A
História o absolverá?
A
História não trata necessariamente mal os ditadores, sobretudo
quando são “grandes” e nacionalistas.
Jorge Almeida
Fernandes
26 de Novembro de
2016, 20:52
A História não é
um tribunal. Tenta reconstituir e explicar, o que pode dar lugar a
juízos mais severos do que as catilinárias ideológicas. De resto,
a História não trata necessariamente mal os ditadores, sobretudo
quando são “grandes” e nacionalistas. Outra coisa é a opinião,
que depende das épocas e das geografias.
Houve a lenda do
revolucionário romântico, com fantástico talento para vender a sua
imagem a jornalistas, a intelectuais — de Sartre a García Márquez
— e, obviamente, aos jovens revolucionários que nos anos 1960
emergiam por todo o Ocidente. Muitos deles foram mais fascinados pelo
Che. Com razão. O Che morre ainda jovem, martirizado na Bolívia, o
que faz dele o ícone por excelência. Fidel morre na cama aos 90
anos. Mas sempre foi “El Comandante”, figura omnipresente na
segunda metade do século XX e referência da esquerda um pouco por
todo o mundo. Até à sua “primeira morte” com o fim da URSS.
Ao princípio dizia
Fidel: “A revolução cubana é uma democracia humanista.”
Prometeu dar dignidade aos cubanos. Garantiu a saúde e o ensino —
mas em troca das liberdades e do persistente hábito de fuzilar e
encher cadeias.
O estúpido bloqueio
americano não é responsável por tudo. Também os desastres da
estatização económica colocaram Cuba sob tutela soviética. E, em
termos de dignidade, Cuba tornou-se numa “Disneylândia da miséria”
e, mais tarde, com o turismo, num paraíso de prostituição, como
nos melhores tempos da ditadura de Batista. À História bastará
narrar.
A independência da
revolução perante a URSS sempre foi relativa. Em 1962, quando Cuba
esteve no centro da crise dos mísseis russos, Fidel viu com desgosto
Krustchov humilhá-lo, resolvendo a crise entre “os dois grandes”

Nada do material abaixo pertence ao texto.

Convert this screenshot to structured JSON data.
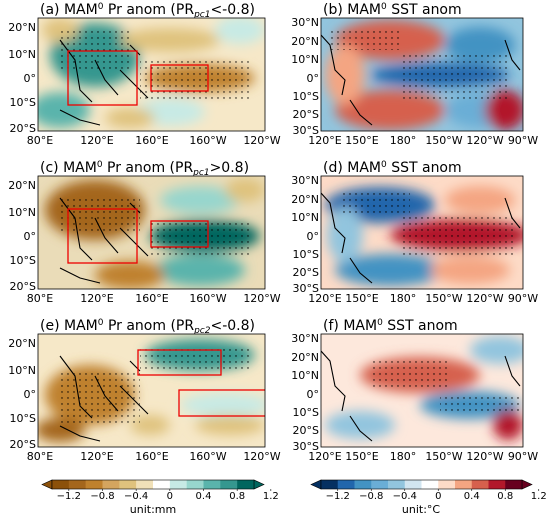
{
  "panels": [
    {
      "id": "a",
      "label": "(a)",
      "var": "Pr",
      "extra": "PR",
      "subscript": "pc1",
      "cond": "<-0.8",
      "anom": "anom",
      "season": "MAM",
      "sup": "0",
      "lon_ticks": [
        "80°E",
        "120°E",
        "160°E",
        "160°W",
        "120°W"
      ],
      "lat_ticks": [
        "20°N",
        "10°N",
        "0°",
        "10°S",
        "20°S"
      ]
    },
    {
      "id": "b",
      "label": "(b)",
      "var": "SST",
      "anom": "anom",
      "season": "MAM",
      "sup": "0",
      "lon_ticks": [
        "120°E",
        "150°E",
        "180°",
        "150°W",
        "120°W",
        "90°W"
      ],
      "lat_ticks": [
        "30°N",
        "20°N",
        "10°N",
        "0°",
        "10°S",
        "20°S",
        "30°S"
      ]
    },
    {
      "id": "c",
      "label": "(c)",
      "var": "Pr",
      "extra": "PR",
      "subscript": "pc1",
      "cond": ">0.8",
      "anom": "anom",
      "season": "MAM",
      "sup": "0",
      "lon_ticks": [
        "80°E",
        "120°E",
        "160°E",
        "160°W",
        "120°W"
      ],
      "lat_ticks": [
        "20°N",
        "10°N",
        "0°",
        "10°S",
        "20°S"
      ]
    },
    {
      "id": "d",
      "label": "(d)",
      "var": "SST",
      "anom": "anom",
      "season": "MAM",
      "sup": "0",
      "lon_ticks": [
        "120°E",
        "150°E",
        "180°",
        "150°W",
        "120°W",
        "90°W"
      ],
      "lat_ticks": [
        "30°N",
        "20°N",
        "10°N",
        "0°",
        "10°S",
        "20°S",
        "30°S"
      ]
    },
    {
      "id": "e",
      "label": "(e)",
      "var": "Pr",
      "extra": "PR",
      "subscript": "pc2",
      "cond": "<-0.8",
      "anom": "anom",
      "season": "MAM",
      "sup": "0",
      "lon_ticks": [
        "80°E",
        "120°E",
        "160°E",
        "160°W",
        "120°W"
      ],
      "lat_ticks": [
        "20°N",
        "10°N",
        "0°",
        "10°S",
        "20°S"
      ]
    },
    {
      "id": "f",
      "label": "(f)",
      "var": "SST",
      "anom": "anom",
      "season": "MAM",
      "sup": "0",
      "lon_ticks": [
        "120°E",
        "150°E",
        "180°",
        "150°W",
        "120°W",
        "90°W"
      ],
      "lat_ticks": [
        "30°N",
        "20°N",
        "10°N",
        "0°",
        "10°S",
        "20°S",
        "30°S"
      ]
    }
  ],
  "colorbars": [
    {
      "ticks": [
        "−1.2",
        "−0.8",
        "−0.4",
        "0",
        "0.4",
        "0.8",
        "1.2"
      ],
      "unit": "unit:mm",
      "colors": [
        "#8c510a",
        "#a4661c",
        "#bf812d",
        "#d4a55f",
        "#dfc27d",
        "#f0e0b8",
        "#ffffff",
        "#c7eae5",
        "#97d6cd",
        "#5ab4ac",
        "#35978f",
        "#01665e"
      ]
    },
    {
      "ticks": [
        "−1.2",
        "−0.8",
        "−0.4",
        "0",
        "0.4",
        "0.8",
        "1.2"
      ],
      "unit": "unit:°C",
      "colors": [
        "#053061",
        "#2166ac",
        "#4393c3",
        "#6aaed6",
        "#92c5de",
        "#d1e5f0",
        "#ffffff",
        "#fddbc7",
        "#f4a582",
        "#d6604d",
        "#b2182b",
        "#67001f"
      ]
    }
  ]
}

e mandando retirar os mísseis sem dar satisfações à pequena Cuba.
Fidel prendeu o antigo líder comunista, Anibal Escalante, para
mostrar a sua independência dos russos. “El Comandante” era ele.
Os russos concordaram. Mais tarde, ao intervir em África, de Angola
à Etiópia, fez Fidel uma obra de “internacionalismo
revolucionário” ou serviu de força de apoio à expansão do
império soviético, com alguns dividendos económicos? A resposta da
História não será difícil.
Por que durou, e
dura, tanto tempo o regime? O historiador cubano Joaquín Roy,
director do Centro da União Europeia na Universidade de Miami,
lembra no El País a explicação do diplomata britânico David
Thomas. “A revolução cubana era, de origem, made in Cuba, não
imposta pelos tanques soviéticos, um produto crioulo.” A
hostilidade americana fez o resto.
Prossegue Roy: “O
legado do castrismo no contexto latino-americano está centrado num
aspecto nacional e noutro pessoal. O regime vendeu magistral a
sublimação da construção de uma nacionalidade a partir de uma
consciência antes débil e confusa. (…) Castro explorou até ao
paroxismo o anti-ianquismo, convertendo-o numa parte consubstancial
da identidade nacional.”
Foi também um
ideólogo dos males da América Latina e, por isso, teve uma larga
projecção no subcontinente, apesar da falência de todas as
aventuras guerrilheiras. Nenhum seguidor, a começar por Hugo Chávez,
teve a sua envergadura.
Conclui Roy: “É
possível que a História não chegue a absolve-lo. Mas na América
Latina será difícil esquecê-lo, ainda que se note um certo grau de
alívio.” E não só na América Latina.